Stuck at the same dance, just in a different dress: The Proposal is an astonishingly—brazenly—formulaic romantic comedy. On this spin it's Margaret (Sandra Bullock, an alternative to Jennifer Aniston) as the independent (but deep down just lonely) New York woman who first abuses and then falls in love with Andrew (Ryan Reynolds who, incidentally, holds the distinction of having been the male lead in the only recent romantic film that didn't make my boyfriend's balls crawl up inside his stomach cavity: Definitely, Maybe. Oops, there they went again.).
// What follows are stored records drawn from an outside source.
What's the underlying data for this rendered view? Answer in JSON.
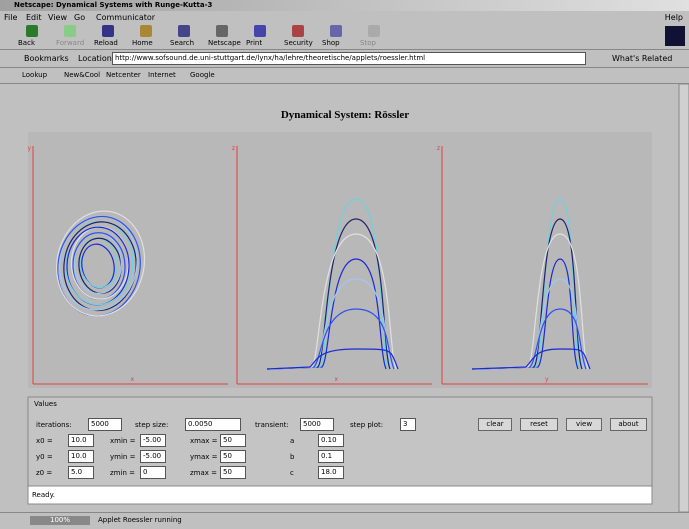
{
  "window": {
    "title": "Netscape: Dynamical Systems with Runge-Kutta-3"
  },
  "menu": {
    "items": [
      "File",
      "Edit",
      "View",
      "Go",
      "Communicator"
    ],
    "help": "Help"
  },
  "toolbar": {
    "buttons": [
      "Back",
      "Forward",
      "Reload",
      "Home",
      "Search",
      "Netscape",
      "Print",
      "Security",
      "Shop",
      "Stop"
    ]
  },
  "location": {
    "bookmarks": "Bookmarks",
    "label": "Location:",
    "url": "http://www.sofsound.de.uni-stuttgart.de/lynx/ha/lehre/theoretische/applets/roessler.html",
    "related": "What's Related"
  },
  "personal_toolbar": {
    "items": [
      "Lookup",
      "New&Cool",
      "Netcenter",
      "Internet",
      "Google"
    ]
  },
  "page": {
    "heading": "Dynamical System: Rössler",
    "plots": [
      {
        "x_label": "x",
        "y_label": "y"
      },
      {
        "x_label": "x",
        "y_label": "z"
      },
      {
        "x_label": "y",
        "y_label": "z"
      }
    ],
    "controls": {
      "title": "Values",
      "row1": [
        {
          "label": "iterations:",
          "value": "5000"
        },
        {
          "label": "step size:",
          "value": "0.0050"
        },
        {
          "label": "transient:",
          "value": "5000"
        },
        {
          "label": "step plot:",
          "value": "3"
        }
      ],
      "buttons": [
        "clear",
        "reset",
        "view",
        "about"
      ],
      "rows": [
        [
          {
            "label": "x0 =",
            "value": "10.0"
          },
          {
            "label": "xmin =",
            "value": "-5.00"
          },
          {
            "label": "xmax =",
            "value": "50"
          },
          {
            "label": "a",
            "value": "0.10"
          }
        ],
        [
          {
            "label": "y0 =",
            "value": "10.0"
          },
          {
            "label": "ymin =",
            "value": "-5.00"
          },
          {
            "label": "ymax =",
            "value": "50"
          },
          {
            "label": "b",
            "value": "0.1"
          }
        ],
        [
          {
            "label": "z0 =",
            "value": "5.0"
          },
          {
            "label": "zmin =",
            "value": "0"
          },
          {
            "label": "zmax =",
            "value": "50"
          },
          {
            "label": "c",
            "value": "18.0"
          }
        ]
      ]
    },
    "applet_status": "Ready."
  },
  "status": {
    "zoom": "100%",
    "message": "Applet Roessler running"
  }
}
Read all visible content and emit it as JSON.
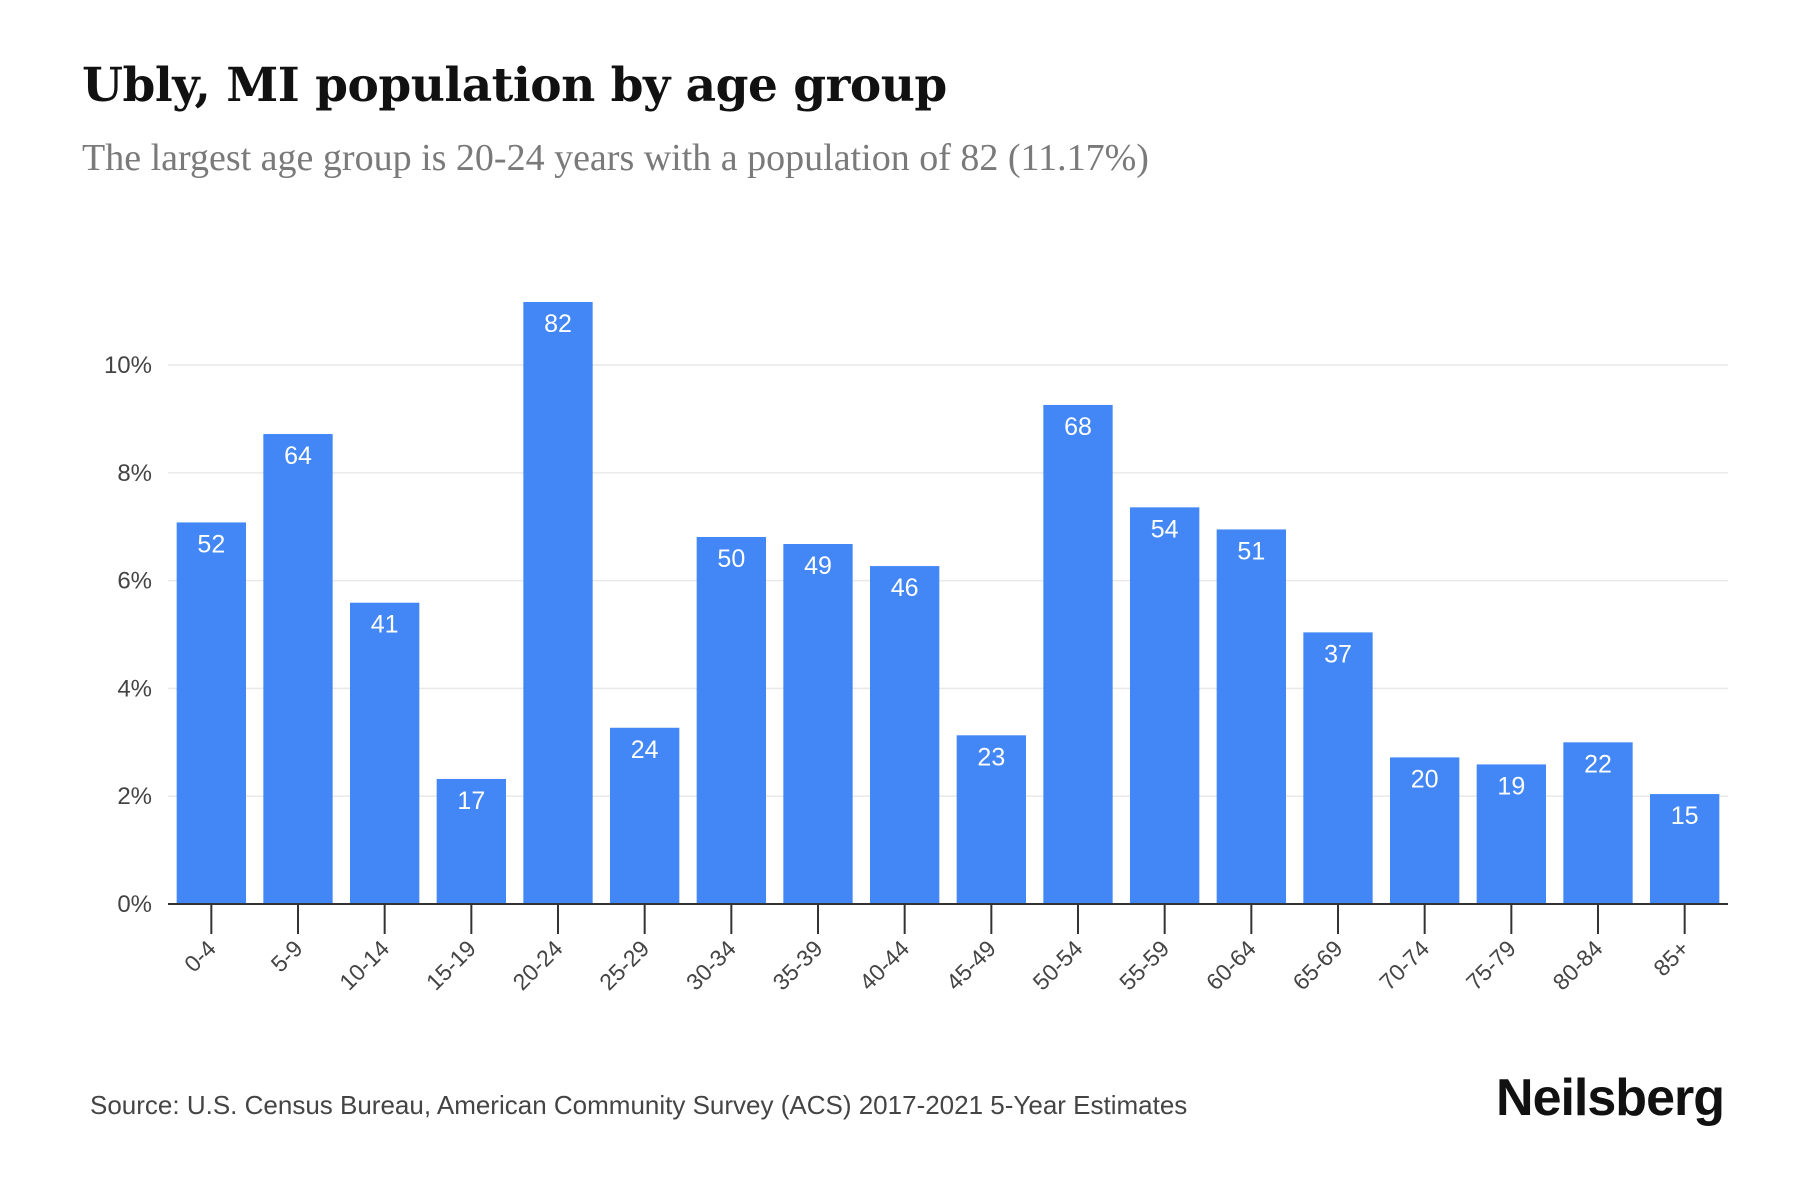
{
  "chart_data": {
    "type": "bar",
    "title": "Ubly, MI population by age group",
    "subtitle": "The largest age group is 20-24 years with a population of 82 (11.17%)",
    "xlabel": "",
    "ylabel": "",
    "categories": [
      "0-4",
      "5-9",
      "10-14",
      "15-19",
      "20-24",
      "25-29",
      "30-34",
      "35-39",
      "40-44",
      "45-49",
      "50-54",
      "55-59",
      "60-64",
      "65-69",
      "70-74",
      "75-79",
      "80-84",
      "85+"
    ],
    "values": [
      7.08,
      8.72,
      5.59,
      2.32,
      11.17,
      3.27,
      6.81,
      6.68,
      6.27,
      3.13,
      9.26,
      7.36,
      6.95,
      5.04,
      2.72,
      2.59,
      3.0,
      2.04
    ],
    "counts": [
      "52",
      "64",
      "41",
      "17",
      "82",
      "24",
      "50",
      "49",
      "46",
      "23",
      "68",
      "54",
      "51",
      "37",
      "20",
      "19",
      "22",
      "15"
    ],
    "ylim": [
      0,
      11.17
    ],
    "yticks": [
      0,
      2,
      4,
      6,
      8,
      10
    ],
    "ytick_labels": [
      "0%",
      "2%",
      "4%",
      "6%",
      "8%",
      "10%"
    ],
    "grid": true,
    "bar_color": "#4287f5"
  },
  "footer": {
    "source": "Source: U.S. Census Bureau, American Community Survey (ACS) 2017-2021 5-Year Estimates",
    "brand": "Neilsberg"
  }
}
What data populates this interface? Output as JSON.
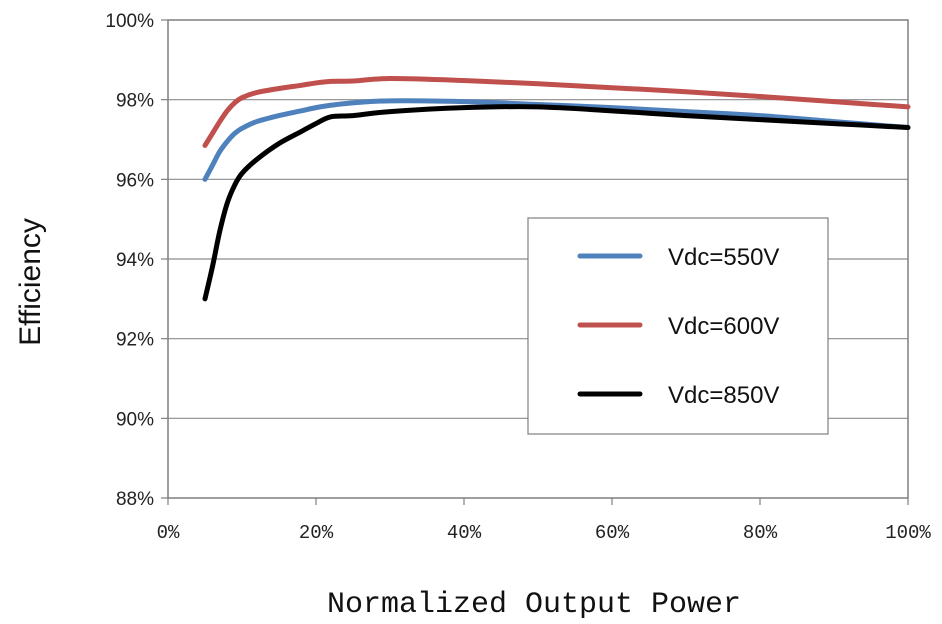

The contrived set-up is that Margaret is Andrew's nightmarish boss, who blackmails him into marrying her to avoid deportation to Canada. They are then subjected to a farcical weekend at his family's Alaskan home, setting up the city-girl-in-the-country humor and, later, her appealingly loosened-up transformation. (Amazing how the female lead always packs for this turning point, sneaking that one pair of flat shoes and pants into trunks otherwise full of inappropriate pencil skirts and Louboutin stilettos.) And it certainly doesn't hurt the lubrication of inevitable things when Margaret arrives to discover her supposed victim is actually the heir to an immense family fortune—it never, ever does.
Crucial to the romcom witches' brew are the comedic foils: Spunky grandmas and adorable, naughty little dogs both work nicely for this, so here, one of each are deployed. Betty White as Grandma Annie doles out the compulsory eccentricity and impish perverted-ness with as much aplomb as is expected from a veteran of The Golden Girls. (But the American Eskimo puppy? Now that was well played.) The lovely Mary Steenburgen and (Coach!) Craig T. Nelson also show up as Andrew's likeable (stinking rich, but totally salt of the earth) parents, yet there is barely an original moment in the movement of the entire tableau.
Like any PG-13 erotica should, The Proposal hits a few of its marks, and you may find yourself torn between your own intelligence and the twinkle in Ryan Reynolds' eye. There's no real shame in this—during illness, say, or drinking alone—but this is one film that's best left for such weaker moments.